Later that year, Michael served as Vice President of Finance and Regional Chief Financial Officer at Omnicare, Inc. (NYSE: OCR), a Fortune 500 Company that was acquired by CVS Health in 2015. During his tenure at Omnicare, he played a key role in the acquisitions of American Pharmaceutical Services, Inc. and NCS HealthCare, Inc. – executing due diligence and the integration of these two companies.
In 2003, Michael served as CFO at Hollander Home Fashions Corporation (“Hollander”). At Hollander he was instrumental in the growth of the company’s top-line from $150MM to $300MM, bringing higher visibility to the financials in sales and EBITDA levels, and positioning the company for a favorable liquidation event. Michael was CFO for the successful exit of the owners in 2009 where he was involved with the creation of CIM, management package, interviewing private equity firms, and deal negotiation to closing the deal.

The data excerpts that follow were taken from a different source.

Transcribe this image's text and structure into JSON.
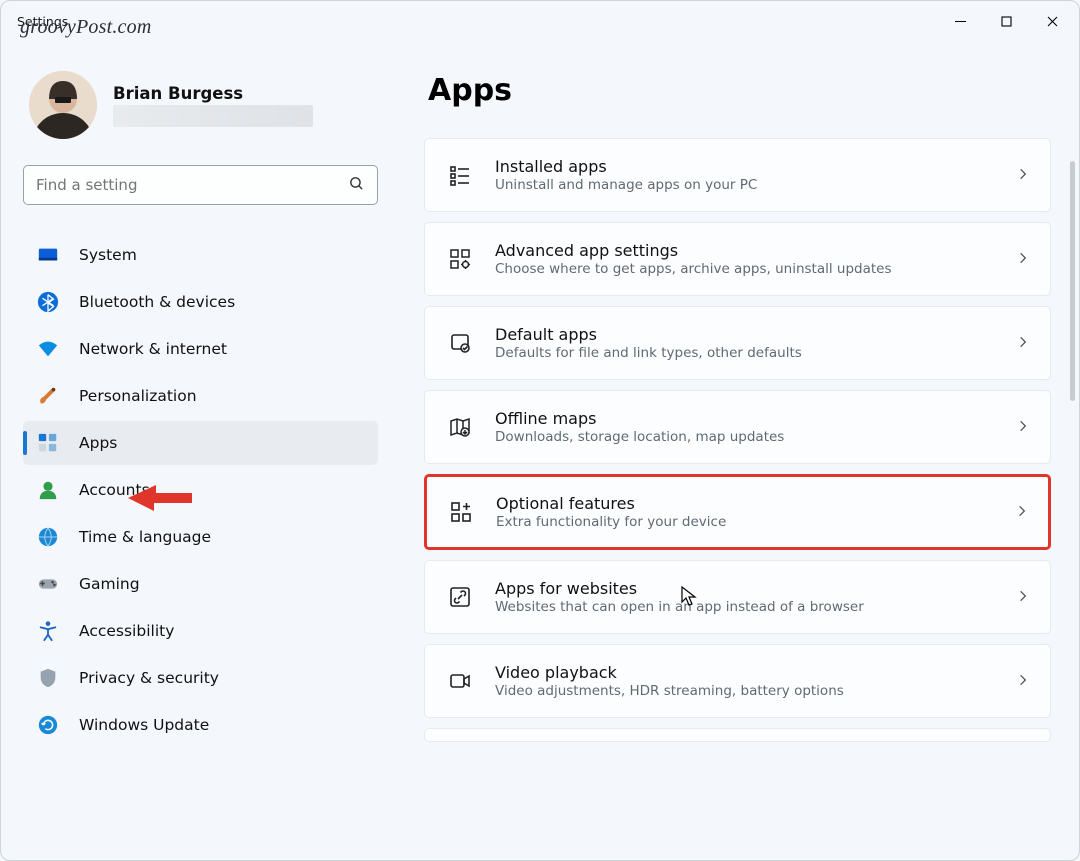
{
  "watermark": "groovyPost.com",
  "window": {
    "title": "Settings"
  },
  "profile": {
    "name": "Brian Burgess"
  },
  "search": {
    "placeholder": "Find a setting"
  },
  "sidebar": {
    "items": [
      {
        "label": "System",
        "icon": "system-icon"
      },
      {
        "label": "Bluetooth & devices",
        "icon": "bluetooth-icon"
      },
      {
        "label": "Network & internet",
        "icon": "wifi-icon"
      },
      {
        "label": "Personalization",
        "icon": "brush-icon"
      },
      {
        "label": "Apps",
        "icon": "apps-icon",
        "active": true
      },
      {
        "label": "Accounts",
        "icon": "person-icon"
      },
      {
        "label": "Time & language",
        "icon": "globe-icon"
      },
      {
        "label": "Gaming",
        "icon": "gamepad-icon"
      },
      {
        "label": "Accessibility",
        "icon": "accessibility-icon"
      },
      {
        "label": "Privacy & security",
        "icon": "shield-icon"
      },
      {
        "label": "Windows Update",
        "icon": "update-icon"
      }
    ]
  },
  "page": {
    "title": "Apps"
  },
  "cards": [
    {
      "title": "Installed apps",
      "sub": "Uninstall and manage apps on your PC",
      "icon": "list-icon"
    },
    {
      "title": "Advanced app settings",
      "sub": "Choose where to get apps, archive apps, uninstall updates",
      "icon": "grid-gear-icon"
    },
    {
      "title": "Default apps",
      "sub": "Defaults for file and link types, other defaults",
      "icon": "default-icon"
    },
    {
      "title": "Offline maps",
      "sub": "Downloads, storage location, map updates",
      "icon": "map-icon"
    },
    {
      "title": "Optional features",
      "sub": "Extra functionality for your device",
      "icon": "grid-plus-icon",
      "hl": true
    },
    {
      "title": "Apps for websites",
      "sub": "Websites that can open in an app instead of a browser",
      "icon": "link-icon"
    },
    {
      "title": "Video playback",
      "sub": "Video adjustments, HDR streaming, battery options",
      "icon": "video-icon"
    }
  ]
}
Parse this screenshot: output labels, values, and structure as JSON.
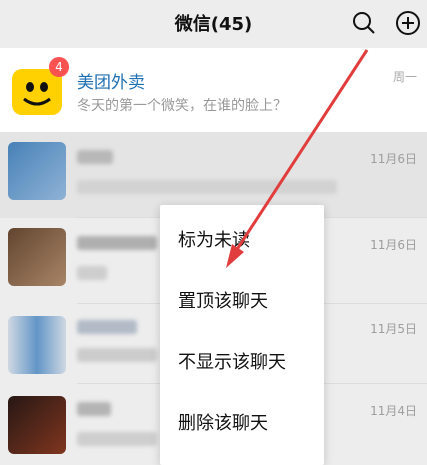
{
  "header": {
    "title": "微信(45)"
  },
  "icons": {
    "search": "search-icon",
    "add": "plus-circle-icon"
  },
  "pinned_chat": {
    "name": "美团外卖",
    "message": "冬天的第一个微笑，在谁的脸上？",
    "time": "周一",
    "badge": "4",
    "name_color": "#1f6fb3"
  },
  "chats": [
    {
      "time": "11月6日"
    },
    {
      "time": "11月6日"
    },
    {
      "time": "11月5日"
    },
    {
      "time": "11月4日"
    }
  ],
  "context_menu": {
    "items": [
      "标为未读",
      "置顶该聊天",
      "不显示该聊天",
      "删除该聊天"
    ]
  },
  "annotation": {
    "arrow_color": "#e23d3d"
  }
}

Michael has also served in the capacity of Vice President of Finance for Hospital Physician Partners, a medical management company and CDS International Holdings, Inc., an international private equity firm. In the more recent years, Michael has served as CFO & Board Member at Palm Healthcare Company, Inc. and he is currently the CFO at Tarantin Industries, Inc., a privately held wholesale distributor of propane related products. Michael is a well-rounded senior financial executive with more than 40 years of progressive P&L, financial management, strategic planning, operations, risk management, and transactional experience – adding immense value to Cahawba Capital Partners Board of Directors and leadership team.